As a resident of the so-called New West for over three decades, I hardly need to be reminded of the incongruity of card-carrying environmentalists driving t shiny SUVs, nor the ecological naiveté of many in the animal rights movement.  But in untold number of conversations with men and women working on public lands issues, I have repeatedly met with intelligent and reasonable people, sensitive to the nuances of livestock grazing.  It is ironic that in his call for a more courteous discourse about the issues, Mr. Daggett chooses to demonize many of these good-hearted people.

Meanwhile, those who espouse the merit of collaborative ranching groups should provide some suggestions  to those of us who would like to see viable populations of wolves repatriated on our public lands across the American West.  What are we to make of the ranching communities in southern New Mexico who have repeatedly undermined efforts to bring wolves back into the Gila’s mountains and valleys with their practice of shoot, shovel, and shut-up?  What are we to think of those ranching states in the Northern Rockies that are eagerly poised to wage an aerial hunt upon hundreds of wolves distributed throughout Wyoming, Montana, and Idaho? 

It is proper to honor the legitimate virtues of ranchers and respect their intimacy with the land.  But it is also necessary to acknowledge the impacts that ranching has had on native peoples, plants, and animals across the dry-old- dusty West.  Perhaps when those on both sides of the issue can do both we might truly begin a collaborative effort with soul and substance – an effort that will move us toward restoring wild nature and sustainable rural communities in this land for which we all care.

Tim Hogan

Oct 16, 2007 12:13 PM

Balance was lost long ago when ranching was allowed to take over millions of acres of land for the profit of one industry.  Environmentalists are trying to swing things back a little toward fairness, and ranchers don't like it.  Understandable perhaps, but they haven't earned my sympathy until they acknowledge the damage they've done and give a good chunk of our land back and stop demonizing natural predators.  A sense of entitlement is ugly, no matter what special interest group is waving its banner. 

Oct 22, 2007 11:52 AM

So, the big lesson many readers want to take away from this is that cattle shouldn't be on public lands?


OK, then, hold onto your hats:


ALL of the cattle killed by wolves in Bryce Andrews' story WERE KILLED ON PRIVATE LAND.

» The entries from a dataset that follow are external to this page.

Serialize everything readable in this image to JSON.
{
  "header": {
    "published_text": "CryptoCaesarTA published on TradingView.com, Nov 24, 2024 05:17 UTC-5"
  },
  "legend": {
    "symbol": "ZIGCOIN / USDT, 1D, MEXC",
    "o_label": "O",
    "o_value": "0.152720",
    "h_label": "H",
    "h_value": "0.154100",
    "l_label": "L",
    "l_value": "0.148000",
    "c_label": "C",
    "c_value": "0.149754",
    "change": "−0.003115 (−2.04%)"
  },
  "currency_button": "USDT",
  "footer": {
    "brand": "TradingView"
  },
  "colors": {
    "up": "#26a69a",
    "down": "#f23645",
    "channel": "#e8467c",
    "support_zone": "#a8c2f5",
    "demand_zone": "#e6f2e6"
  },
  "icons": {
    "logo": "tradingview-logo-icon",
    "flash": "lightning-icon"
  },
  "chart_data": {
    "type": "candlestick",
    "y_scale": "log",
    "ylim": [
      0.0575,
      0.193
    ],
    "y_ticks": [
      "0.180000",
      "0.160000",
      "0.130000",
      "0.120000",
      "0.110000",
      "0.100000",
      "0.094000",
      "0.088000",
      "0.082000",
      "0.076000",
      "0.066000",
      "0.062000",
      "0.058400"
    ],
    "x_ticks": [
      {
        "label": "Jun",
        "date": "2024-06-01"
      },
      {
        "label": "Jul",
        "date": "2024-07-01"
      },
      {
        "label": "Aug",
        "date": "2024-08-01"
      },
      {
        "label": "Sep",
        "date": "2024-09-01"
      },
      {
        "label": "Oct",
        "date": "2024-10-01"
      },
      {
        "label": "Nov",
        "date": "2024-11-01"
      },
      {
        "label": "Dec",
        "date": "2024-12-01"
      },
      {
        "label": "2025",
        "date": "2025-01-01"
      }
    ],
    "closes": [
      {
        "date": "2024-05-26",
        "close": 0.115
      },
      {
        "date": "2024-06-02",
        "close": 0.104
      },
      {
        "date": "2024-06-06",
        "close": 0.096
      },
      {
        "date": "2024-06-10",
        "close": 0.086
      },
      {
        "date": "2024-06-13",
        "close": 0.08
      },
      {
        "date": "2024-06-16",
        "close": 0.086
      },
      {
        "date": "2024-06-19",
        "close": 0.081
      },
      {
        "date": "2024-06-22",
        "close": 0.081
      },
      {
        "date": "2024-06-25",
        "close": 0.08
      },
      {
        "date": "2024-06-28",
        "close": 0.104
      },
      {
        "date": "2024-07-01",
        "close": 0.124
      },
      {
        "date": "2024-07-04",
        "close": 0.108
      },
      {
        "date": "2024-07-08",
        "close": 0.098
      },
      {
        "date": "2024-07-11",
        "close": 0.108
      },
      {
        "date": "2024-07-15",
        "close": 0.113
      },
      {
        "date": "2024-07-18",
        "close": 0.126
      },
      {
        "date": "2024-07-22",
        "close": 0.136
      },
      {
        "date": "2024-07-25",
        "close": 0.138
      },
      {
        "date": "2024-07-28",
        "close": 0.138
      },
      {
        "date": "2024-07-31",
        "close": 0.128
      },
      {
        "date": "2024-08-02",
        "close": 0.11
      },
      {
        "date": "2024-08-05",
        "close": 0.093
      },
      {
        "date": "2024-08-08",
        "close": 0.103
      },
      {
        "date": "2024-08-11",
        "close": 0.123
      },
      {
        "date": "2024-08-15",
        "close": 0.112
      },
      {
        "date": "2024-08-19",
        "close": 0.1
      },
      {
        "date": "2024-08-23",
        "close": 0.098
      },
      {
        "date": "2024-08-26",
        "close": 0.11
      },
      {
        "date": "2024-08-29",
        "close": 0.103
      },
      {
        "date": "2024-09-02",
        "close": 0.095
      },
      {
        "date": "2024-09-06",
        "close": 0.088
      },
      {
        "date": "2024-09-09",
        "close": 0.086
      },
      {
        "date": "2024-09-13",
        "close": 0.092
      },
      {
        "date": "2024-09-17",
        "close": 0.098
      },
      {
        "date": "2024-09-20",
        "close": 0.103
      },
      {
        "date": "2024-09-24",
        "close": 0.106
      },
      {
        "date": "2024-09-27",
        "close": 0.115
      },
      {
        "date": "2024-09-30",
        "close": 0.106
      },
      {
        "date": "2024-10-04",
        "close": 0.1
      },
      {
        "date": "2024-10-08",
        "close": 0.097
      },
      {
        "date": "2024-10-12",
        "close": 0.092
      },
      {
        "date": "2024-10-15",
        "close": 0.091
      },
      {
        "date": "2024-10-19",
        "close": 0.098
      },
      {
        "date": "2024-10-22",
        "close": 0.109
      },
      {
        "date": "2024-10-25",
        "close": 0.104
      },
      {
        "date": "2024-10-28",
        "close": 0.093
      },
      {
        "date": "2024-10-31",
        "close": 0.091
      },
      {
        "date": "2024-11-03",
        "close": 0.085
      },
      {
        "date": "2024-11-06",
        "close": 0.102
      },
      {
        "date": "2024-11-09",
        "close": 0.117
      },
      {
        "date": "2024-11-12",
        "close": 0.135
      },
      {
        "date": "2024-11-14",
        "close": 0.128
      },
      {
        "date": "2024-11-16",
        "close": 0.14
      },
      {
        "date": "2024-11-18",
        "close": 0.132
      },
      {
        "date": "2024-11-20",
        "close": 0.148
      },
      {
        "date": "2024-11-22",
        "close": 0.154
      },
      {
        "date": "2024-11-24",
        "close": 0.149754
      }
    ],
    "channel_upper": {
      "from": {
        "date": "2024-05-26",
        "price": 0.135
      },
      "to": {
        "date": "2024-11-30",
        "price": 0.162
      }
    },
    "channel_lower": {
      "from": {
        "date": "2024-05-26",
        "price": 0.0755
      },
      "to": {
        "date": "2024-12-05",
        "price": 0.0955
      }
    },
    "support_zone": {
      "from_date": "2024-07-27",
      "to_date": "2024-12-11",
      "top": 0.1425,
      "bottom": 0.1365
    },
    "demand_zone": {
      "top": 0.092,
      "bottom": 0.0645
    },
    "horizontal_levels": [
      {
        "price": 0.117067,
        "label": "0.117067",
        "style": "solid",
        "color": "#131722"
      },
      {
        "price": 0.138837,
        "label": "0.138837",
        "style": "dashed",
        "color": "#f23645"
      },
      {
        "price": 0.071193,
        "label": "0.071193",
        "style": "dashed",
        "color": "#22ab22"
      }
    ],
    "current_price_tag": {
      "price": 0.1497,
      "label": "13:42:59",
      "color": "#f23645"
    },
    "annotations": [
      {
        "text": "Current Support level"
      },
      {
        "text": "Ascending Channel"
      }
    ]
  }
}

Read that several times, slowly.  Contact Montana Fish, Wildlife, and Parks if you require independent verification.  Maybe even contact Defenders of Wildlife -- their paperwork for compensation should include geographic coordinates.


The wolves were living on private land, and killing cattle on private land.  The allotment Bryce referred to is actually a jointly-managed transboundary allotment, and the ranch could probably get along without the small federal part of it.  (Shame on WOTR for editing out any clarity about that).

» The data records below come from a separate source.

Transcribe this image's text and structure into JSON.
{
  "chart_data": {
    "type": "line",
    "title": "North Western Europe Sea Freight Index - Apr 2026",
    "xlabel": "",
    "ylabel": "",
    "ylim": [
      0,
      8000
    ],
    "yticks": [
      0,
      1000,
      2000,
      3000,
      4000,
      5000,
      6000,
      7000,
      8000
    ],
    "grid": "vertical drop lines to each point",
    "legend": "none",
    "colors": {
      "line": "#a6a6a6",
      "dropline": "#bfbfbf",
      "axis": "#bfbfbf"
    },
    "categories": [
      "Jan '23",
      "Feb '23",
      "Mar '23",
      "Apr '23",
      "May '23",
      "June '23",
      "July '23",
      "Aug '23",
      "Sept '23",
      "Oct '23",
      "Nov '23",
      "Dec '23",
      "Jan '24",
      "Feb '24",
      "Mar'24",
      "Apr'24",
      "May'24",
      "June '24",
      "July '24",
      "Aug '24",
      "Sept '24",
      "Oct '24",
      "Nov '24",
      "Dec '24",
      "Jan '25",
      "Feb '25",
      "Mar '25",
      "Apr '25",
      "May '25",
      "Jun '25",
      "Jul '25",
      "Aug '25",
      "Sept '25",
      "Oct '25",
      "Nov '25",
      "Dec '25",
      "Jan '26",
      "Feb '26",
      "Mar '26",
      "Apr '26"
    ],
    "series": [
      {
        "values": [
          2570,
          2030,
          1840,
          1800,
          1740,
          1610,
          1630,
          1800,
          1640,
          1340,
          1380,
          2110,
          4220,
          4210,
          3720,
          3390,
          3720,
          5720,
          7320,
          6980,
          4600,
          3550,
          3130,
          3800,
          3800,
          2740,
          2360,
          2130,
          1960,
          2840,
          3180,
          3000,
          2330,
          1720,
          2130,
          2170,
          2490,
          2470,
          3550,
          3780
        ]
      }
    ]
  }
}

Alright then.  Now that this isn't a "public lands ranching issue," can we take a deep breath and try to have a dialogue about ranching with wolves? 

Nov 08, 2007 01:12 PM

In Response:


I support the reintroduction of wolves to the country where they belong.  I hope they will help restore balance and maybe even cull out deer and elk carrying chronic wasting disease.

At the same time, I don't think it is healthy for them to have no fear of humans. They could end up like park bears, a nuisance and an occasional danger, taking the easy pickings offered by people instead of doing their jobs in the wild.  Shooting a wolf or two will not wipe them out, but it will teach them there are no easy meals around humans or their livestock.

We  disrespect the wolf by romanticizing it, and lose track of its place and ours in the web of life.